EUscreen is a groundbreaking collaboration with 36 partners from 19 countries providing access to thousands of items of archive TV footage dating from the early 1900s until today, with academics at Royal Holloway, University of London providing a key role in delivering the content selection strategy.
The portal provides a wide variety of functionalities to help users search and browse the collection, which can be used in different contexts such as curricula and research programmes, for remix, and to leisurely explore popular history. Additional tools for curated exhibitions and an academic e-journal which researches significant trendsin over 60 years of European television with the help of original programme sources will become available in 2012.
The portal includes rare footage such as interviews with Easy Rider stars Peter Fonda and Dennis Hopper from 1969 and a news programme on the lesser known Casino Royale, a 1967 spoof James Bond film. As well as providing new and exciting insights into Europe’s TV heritage, it also offers news footage and commentary on key events in history, including aninterview with Martin Luther King from 1962 about racial discrimination in the US and his most recent arrest, and news footage from 1963 investigating whether the British are for or against joining the European Economic Community.
John Ellis, Professor of Media Arts at Royal Holloway and principal investigator on the EUscreen project, said: “This is a valuable resource for anyone interested in social history or indeed TV history, as it brings together tens of thousands of clips from across Europe. The portal is available to anyone (not only academics) and it is very easy to get absorbed and spend hours browsing all of the footage.”
The footage is also proving a hit with foreign language students who use the clips as a learning aid. With clips available in 15 languages, including French, German, Italian and Greek.

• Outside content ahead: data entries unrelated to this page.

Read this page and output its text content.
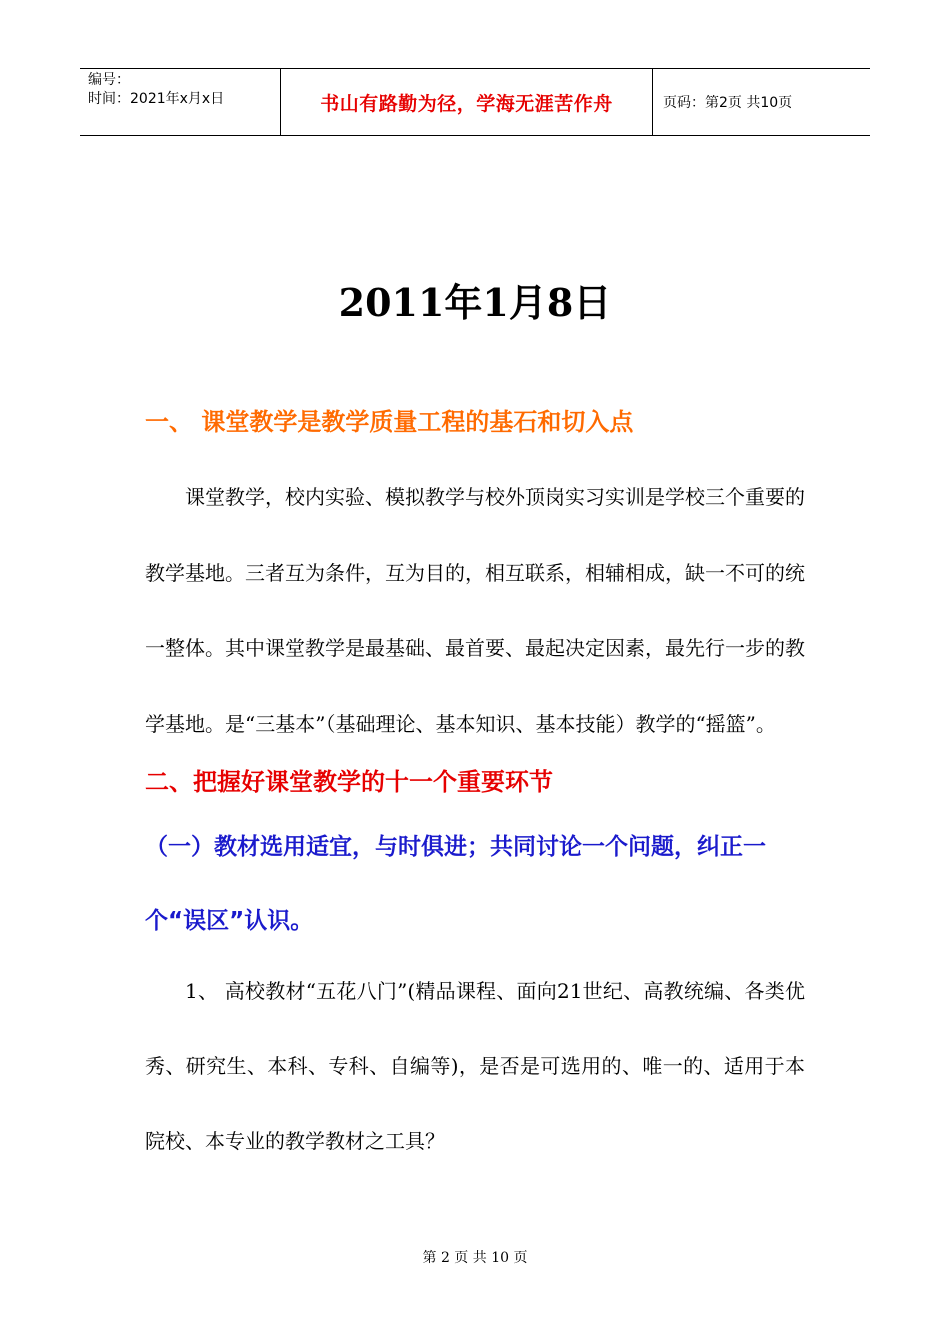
编号：
时间：2021年x月x日	书山有路勤为径，学海无涯苦作舟	页码：第2页 共10页
2011年1月8日

一、 课堂教学是教学质量工程的基石和切入点

课堂教学，校内实验、模拟教学与校外顶岗实习实训是学校三个重要的教学基地。三者互为条件，互为目的，相互联系，相辅相成，缺一不可的统一整体。其中课堂教学是最基础、最首要、最起决定因素，最先行一步的教学基地。是“三基本”（基础理论、基本知识、基本技能）教学的“摇篮”。

二、把握好课堂教学的十一个重要环节

（一）教材选用适宜，与时俱进；共同讨论一个问题，纠正一个“误区”认识。

1、 高校教材“五花八门”(精品课程、面向21世纪、高教统编、各类优秀、研究生、本科、专科、自编等)，是否是可选用的、唯一的、适用于本院校、本专业的教学教材之工具？

第 2 页 共 10 页
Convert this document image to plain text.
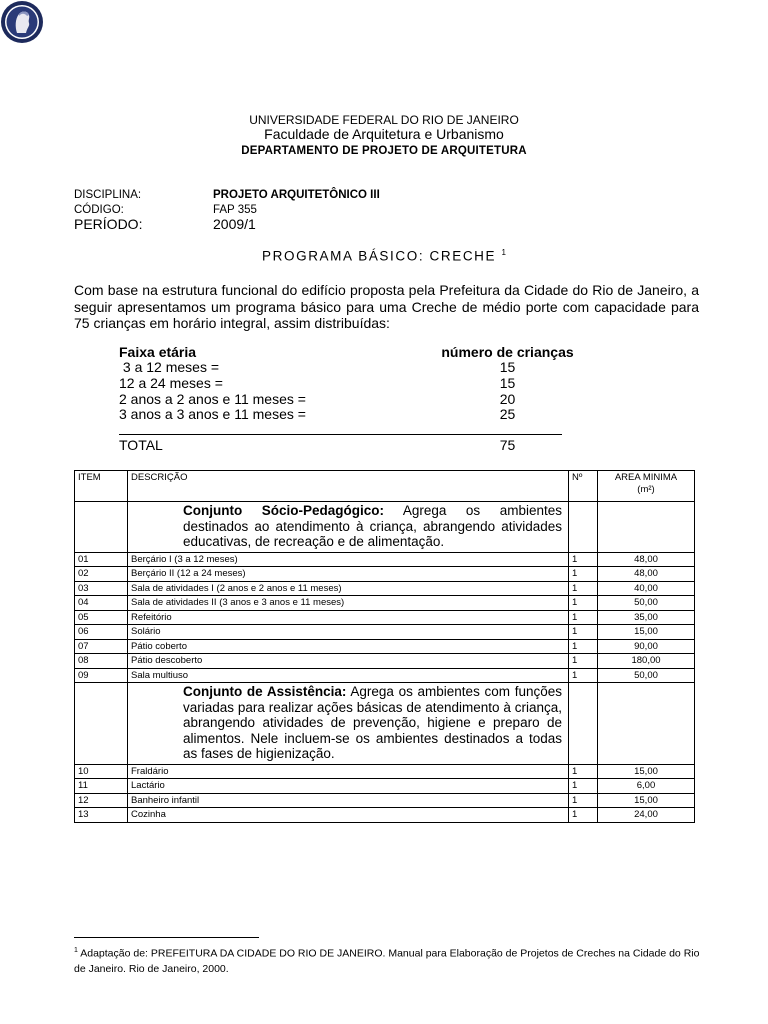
UNIVERSIDADE FEDERAL DO RIO DE JANEIRO
Faculdade de Arquitetura e Urbanismo
DEPARTAMENTO DE PROJETO DE ARQUITETURA
DISCIPLINA:	PROJETO ARQUITETÔNICO III
CÓDIGO:	FAP 355
PERÍODO:	2009/1
PROGRAMA BÁSICO: CRECHE $^1$
Com base na estrutura funcional do edifício proposta pela Prefeitura da Cidade do Rio de Janeiro, a seguir apresentamos um programa básico para uma Creche de médio porte com capacidade para 75 crianças em horário integral, assim distribuídas:
Faixa etária	número de crianças
3 a 12 meses =	15
12 a 24 meses =	15
2 anos a 2 anos e 11 meses =	20
3 anos a 3 anos e 11 meses =	25
TOTAL	75
ITEM	DESCRIÇÃO	Nº	AREA MINIMA
(m²)
	Conjunto Sócio-Pedagógico: Agrega os ambientes destinados ao atendimento à criança, abrangendo atividades educativas, de recreação e de alimentação.		
01	Berçário I (3 a 12 meses)	1	48,00
02	Berçário II (12 a 24 meses)	1	48,00
03	Sala de atividades I (2 anos e 2 anos e 11 meses)	1	40,00
04	Sala de atividades II (3 anos e 3 anos e 11 meses)	1	50,00
05	Refeitório	1	35,00
06	Solário	1	15,00
07	Pátio coberto	1	90,00
08	Pátio descoberto	1	180,00
09	Sala multiuso	1	50,00
	Conjunto de Assistência: Agrega os ambientes com funções variadas para realizar ações básicas de atendimento à criança, abrangendo atividades de prevenção, higiene e preparo de alimentos. Nele incluem-se os ambientes destinados a todas as fases de higienização.		
10	Fraldário	1	15,00
11	Lactário	1	6,00
12	Banheiro infantil	1	15,00
13	Cozinha	1	24,00
$^1$ Adaptação de: PREFEITURA DA CIDADE DO RIO DE JANEIRO. Manual para Elaboração de Projetos de Creches na Cidade do Rio de Janeiro. Rio de Janeiro, 2000.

Dr Sian Barber, EUscreen project researcher at Royal Holloway, said: “Although the project was not originally intended to act as a tool for teaching languages, the content lends itself to this purpose as there is a wealth of news footage and programmes in foreign languages. It can really help language students to practice their pronunciation and listening skills.”
EUscreen project co-ordinator Professor Sonja de Leeuw adds: “With EUscreen we encourage users to actively engage with the history of Europe and the history of television regardless of the language and cultural boundaries. This is a great step forward to explore the role of television heritage in how we came to see ourselves and others in changing times.”